As planned, the airlines of the Lufthansa Group are now taking a further major step in implementing their new commercial strategy by ensuring that from this week (Sept. 1), the costs of bookings made via global distribution systems (GDSs) “are met more fairly and transparently by the users involved. To this end, a new ‘distribution cost charge’ (DCC) of 16 euros will now be applied to any ticket issued via GDS”.

Customers of the Lufthansa Group can obtain their tickets without having to pay the new DCC by making their bookings via the member airlines’ websites, via an airline service center or at an airport ticket desk. Travel agents may also use the dedicated LHGroup-agent.com online portal as a booking alternative, said the carrier.

Corporate customers can continue to make their bookings at their individually-agreed contractual rates (i.e. with no DCC) via LH.com. Lufthansa has also concluded a new agreement with technology provider Concur, an SAP company, under which Concur will provide the Lufthansa Group’s corporate customer travel management units with special programs for managing these LH.com bookings from next year onwards.

“We want to work together with the travel agents and the global distribution systems to make the sale of air tickets more up-to-date, more inexpensive and more customer-minded,” said Bischof. “And to this end we have swiftly developed a range of IT solutions that will be offered to our customers in the near future.

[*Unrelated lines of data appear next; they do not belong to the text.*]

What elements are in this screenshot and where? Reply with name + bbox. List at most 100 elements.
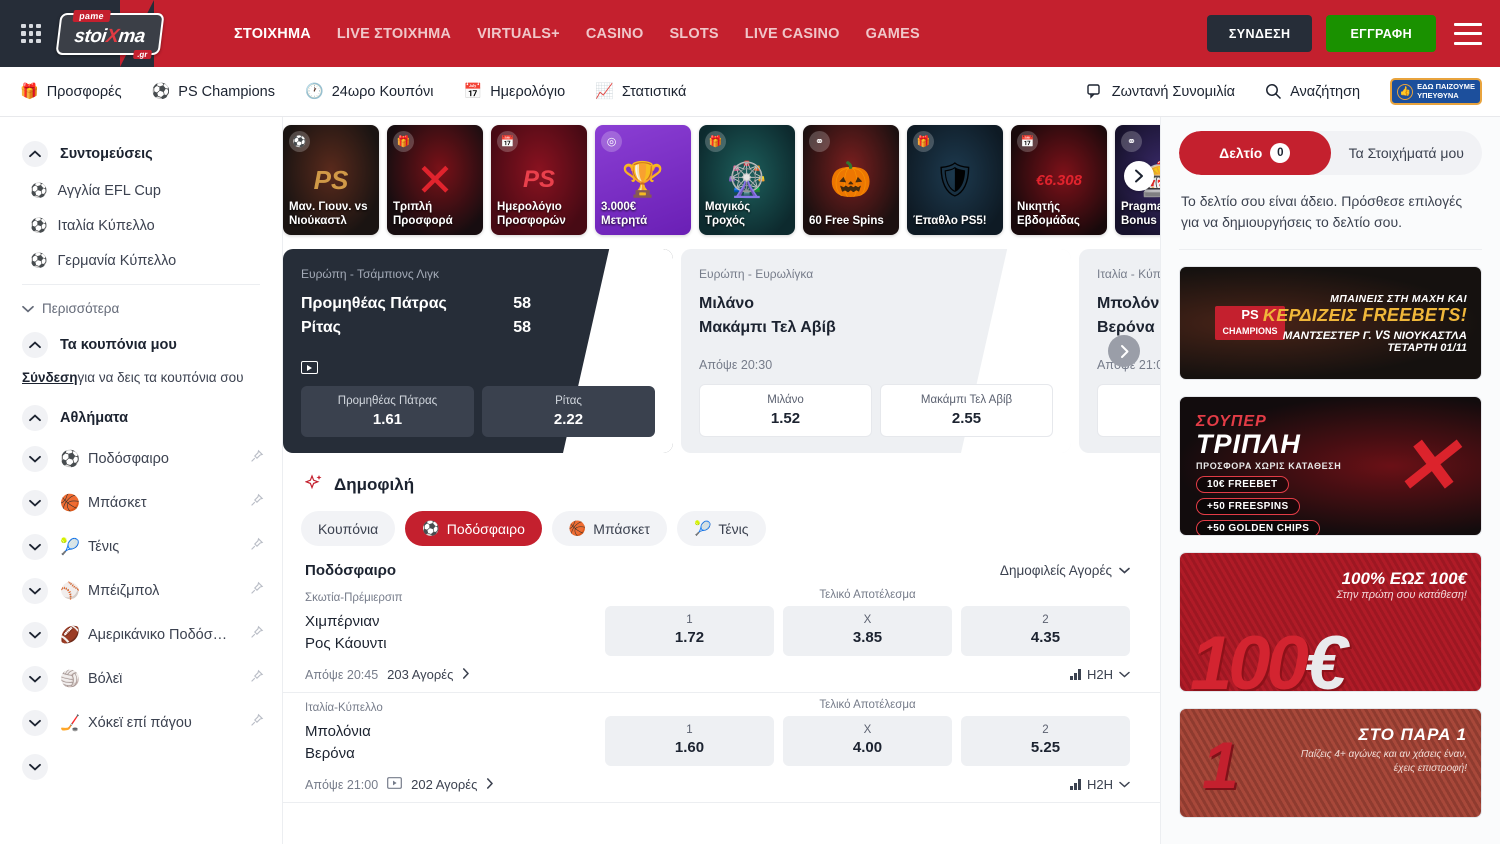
bar-chart-icon [1070,669,1081,680]
sidebar-section-shortcuts[interactable]: Συντομεύσεις [0,135,282,173]
pin-icon[interactable] [249,449,264,469]
nav-item-slots[interactable]: SLOTS [669,26,718,42]
subbar-item-offers[interactable]: 🎁 Προσφορές [20,84,122,100]
sidebar-sport-basketball[interactable]: 🏀 Μπάσκετ [0,481,282,525]
subbar-item-search[interactable]: Αναζήτηση [1265,83,1360,100]
nav-item-stoixima[interactable]: ΣΤΟΙΧΗΜΑ [234,26,311,42]
banner-welcome-bonus[interactable]: 100€ 100% ΕΩΣ 100€ Στην πρώτη σου κατάθε… [1179,552,1482,692]
bet-row-markets-count[interactable]: 203 Αγορές [387,667,453,682]
banner-sto-para-1[interactable]: 1 ΣΤΟ ΠΑΡΑ 1 Παίζεις 4+ αγώνες και αν χά… [1179,708,1482,818]
sidebar-sport-ice-hockey[interactable]: 🏒 Χόκεϊ επί πάγου [0,701,282,745]
odd-button-1[interactable]: 1 1.72 [605,606,774,656]
matches-carousel-next-button[interactable] [1108,335,1140,367]
nav-item-live-stoixima[interactable]: LIVE ΣΤΟΙΧΗΜΑ [337,26,451,42]
sidebar-sport-partial[interactable] [0,745,282,789]
thumbs-up-icon: 👍 [1397,84,1413,100]
promo-card[interactable]: 🎃 ⚭ 60 Free Spins [803,125,899,235]
pin-icon[interactable] [249,581,264,601]
pin-icon[interactable] [249,493,264,513]
odd-button[interactable]: Προμηθέας Πάτρας 1.61 [301,386,474,437]
promo-carousel-next-button[interactable] [1124,161,1154,191]
logo-pame-text: pame [72,10,110,22]
nav-item-live-casino[interactable]: LIVE CASINO [745,26,840,42]
sidebar-more-button[interactable]: Περισσότερα [0,291,282,326]
popular-sport-header: Ποδόσφαιρο Δημοφιλείς Αγορές [283,562,1160,579]
tab-my-bets[interactable]: Τα Στοιχήματά μου [1331,131,1483,175]
bet-row-h2h-toggle[interactable]: H2H [1070,667,1130,682]
subbar-item-live-chat[interactable]: Ζωντανή Συνομιλία [1087,84,1235,100]
sidebar-login-link[interactable]: Σύνδεση [22,370,78,385]
odd-button-2[interactable]: 2 5.25 [961,716,1130,766]
pin-icon[interactable] [249,625,264,645]
chevron-down-icon[interactable] [22,578,48,604]
promo-card[interactable]: 🛡 🎁 Έπαθλο PS5! [907,125,1003,235]
site-logo[interactable]: pame stoiXma .gr [58,11,162,57]
odd-button-1[interactable]: 1 1.60 [605,716,774,766]
chevron-down-icon[interactable] [22,666,48,692]
bet-row-teams[interactable]: Ιταλία-Κύπελλο Μπολόνια Βερόνα [305,699,605,766]
markets-dropdown[interactable]: Δημοφιλείς Αγορές [1000,563,1130,578]
sidebar-shortcut-efl-cup[interactable]: ⚽ Αγγλία EFL Cup [0,173,282,208]
sidebar-sport-volleyball[interactable]: 🏐 Βόλεϊ [0,657,282,701]
featured-match-card[interactable]: Ευρώπη - Τσάμπιονς Λιγκ Προμηθέας Πάτρας… [283,249,673,453]
apps-grid-icon[interactable] [14,17,48,51]
promo-card[interactable]: ✕ 🎁 Τριπλή Προσφορά [387,125,483,235]
bet-row-teams[interactable]: Σκωτία-Πρέμιερσιπ Χιμπέρνιαν Ρος Κάουντι [305,589,605,656]
promo-card[interactable]: PS ⚽ Μαν. Γιουν. vs Νιούκαστλ [283,125,379,235]
nav-item-games[interactable]: GAMES [866,26,920,42]
banner-ps-champions[interactable]: PS CHAMPIONS ΜΠΑΙΝΕΙΣ ΣΤΗ ΜΑΧΗ ΚΑΙ ΚΕΡΔΙ… [1179,266,1482,380]
chevron-right-icon[interactable] [486,778,494,792]
login-button[interactable]: ΣΥΝΔΕΣΗ [1207,15,1313,52]
subbar-item-calendar[interactable]: 📅 Ημερολόγιο [464,84,566,100]
bet-row-markets-count[interactable]: 202 Αγορές [411,777,477,792]
odd-button[interactable]: Ρίτας 2.22 [482,386,655,437]
chevron-down-icon[interactable] [22,622,48,648]
sidebar-shortcut-italy-cup[interactable]: ⚽ Ιταλία Κύπελλο [0,208,282,243]
sidebar-sport-tennis[interactable]: 🎾 Τένις [0,525,282,569]
nav-item-virtuals[interactable]: VIRTUALS+ [477,26,560,42]
tab-football[interactable]: ⚽ Ποδόσφαιρο [405,511,542,546]
nav-item-casino[interactable]: CASINO [586,26,644,42]
promo-card[interactable]: €6.308 📅 Νικητής Εβδομάδας [1011,125,1107,235]
banner-super-triple[interactable]: ✕ ΣΟΥΠΕΡ ΤΡΙΠΛΗ ΠΡΟΣΦΟΡΑ ΧΩΡΙΣ ΚΑΤΑΘΕΣΗ … [1179,396,1482,536]
odd-button-x[interactable]: X 4.00 [783,716,952,766]
odd-button-x[interactable]: X 3.85 [783,606,952,656]
chevron-down-icon[interactable] [22,490,48,516]
responsible-gaming-badge[interactable]: 👍 ΕΔΩ ΠΑΙΖΟΥΜΕ ΥΠΕΥΘΥΝΑ [1390,78,1482,105]
live-stream-icon[interactable] [387,777,402,792]
sidebar-sport-baseball[interactable]: ⚾ Μπέιζμπολ [0,569,282,613]
chevron-down-icon[interactable] [22,710,48,736]
odd-button[interactable]: Μακάμπι Τελ Αβίβ 2.55 [880,384,1053,437]
sidebar-section-my-coupons[interactable]: Τα κουπόνια μου [0,326,282,364]
odd-button[interactable]: Μιλάνο 1.52 [699,384,872,437]
sidebar-sport-football[interactable]: ⚽ Ποδόσφαιρο [0,437,282,481]
odd-button[interactable]: 1 1.60 [1097,384,1160,437]
pin-icon[interactable] [249,713,264,733]
odd-button-2[interactable]: 2 4.35 [961,606,1130,656]
promo-card[interactable]: 🏆 ◎ 3.000€ Μετρητά [595,125,691,235]
promo-card[interactable]: PS 📅 Ημερολόγιο Προσφορών [491,125,587,235]
sidebar-shortcut-germany-cup[interactable]: ⚽ Γερμανία Κύπελλο [0,243,282,278]
sidebar-section-sports[interactable]: Αθλήματα [0,399,282,437]
tab-tennis[interactable]: 🎾 Τένις [677,511,766,546]
subbar-item-statistics[interactable]: 📈 Στατιστικά [595,84,686,100]
pin-icon[interactable] [249,537,264,557]
chevron-down-icon[interactable] [22,534,48,560]
chevron-down-icon[interactable] [22,446,48,472]
subbar-item-ps-champions[interactable]: ⚽ PS Champions [152,84,275,100]
promo-card[interactable]: 🎡 🎁 Μαγικός Τροχός [699,125,795,235]
tab-basketball[interactable]: 🏀 Μπάσκετ [552,511,667,546]
pin-icon[interactable] [249,669,264,689]
sidebar-sport-american-football[interactable]: 🏈 Αμερικάνικο Ποδόσ… [0,613,282,657]
chevron-down-icon[interactable] [22,754,48,780]
tab-coupons[interactable]: Κουπόνια [301,511,395,546]
clock-icon: 🕐 [305,84,324,99]
live-stream-icon[interactable] [301,361,318,374]
subbar-item-24h-coupon[interactable]: 🕐 24ωρο Κουπόνι [305,84,434,100]
bet-row-h2h-toggle[interactable]: H2H [1070,777,1130,792]
hamburger-menu-icon[interactable] [1454,23,1482,45]
featured-match-card[interactable]: Ευρώπη - Ευρωλίγκα Μιλάνο Μακάμπι Τελ Αβ… [681,249,1071,453]
chevron-right-icon[interactable] [462,668,470,682]
tab-betslip[interactable]: Δελτίο 0 [1179,131,1331,175]
register-button[interactable]: ΕΓΓΡΑΦΗ [1326,15,1436,52]
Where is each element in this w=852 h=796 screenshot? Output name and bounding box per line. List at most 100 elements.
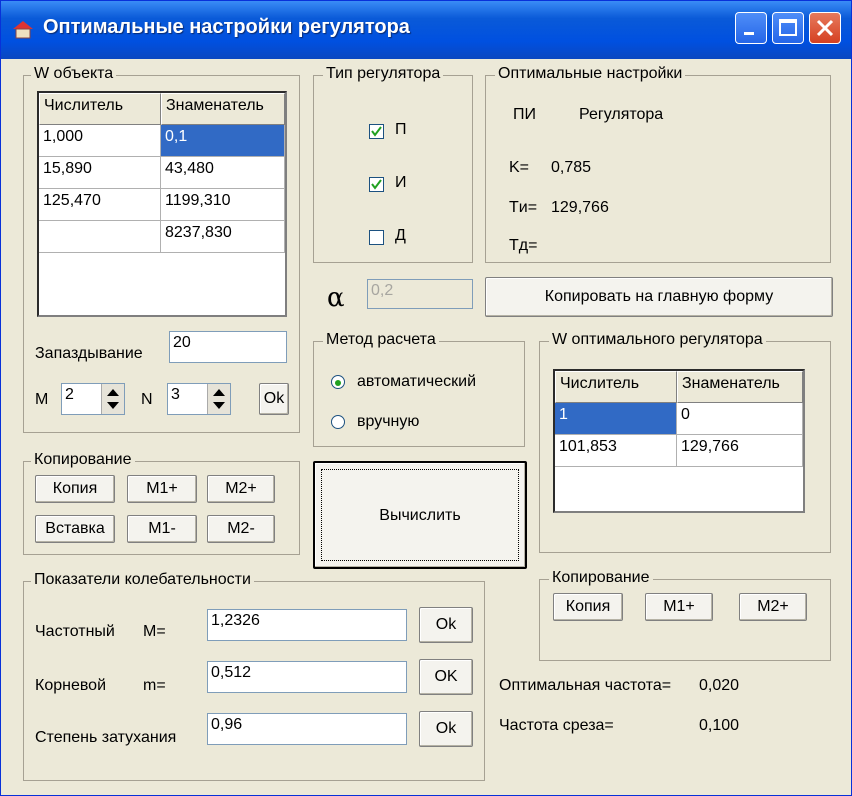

“The airlines of the Lufthansa Group have been particularly active devising solutions together with key technology partners that will enable them to develop and offer new ‘direct connect’ booking channels. Parallel to this, the airlines are working on providing booking platforms for key-account corporate clients which will give them and their corporate travel agencies direct access to the air travel products of the Lufthansa Group.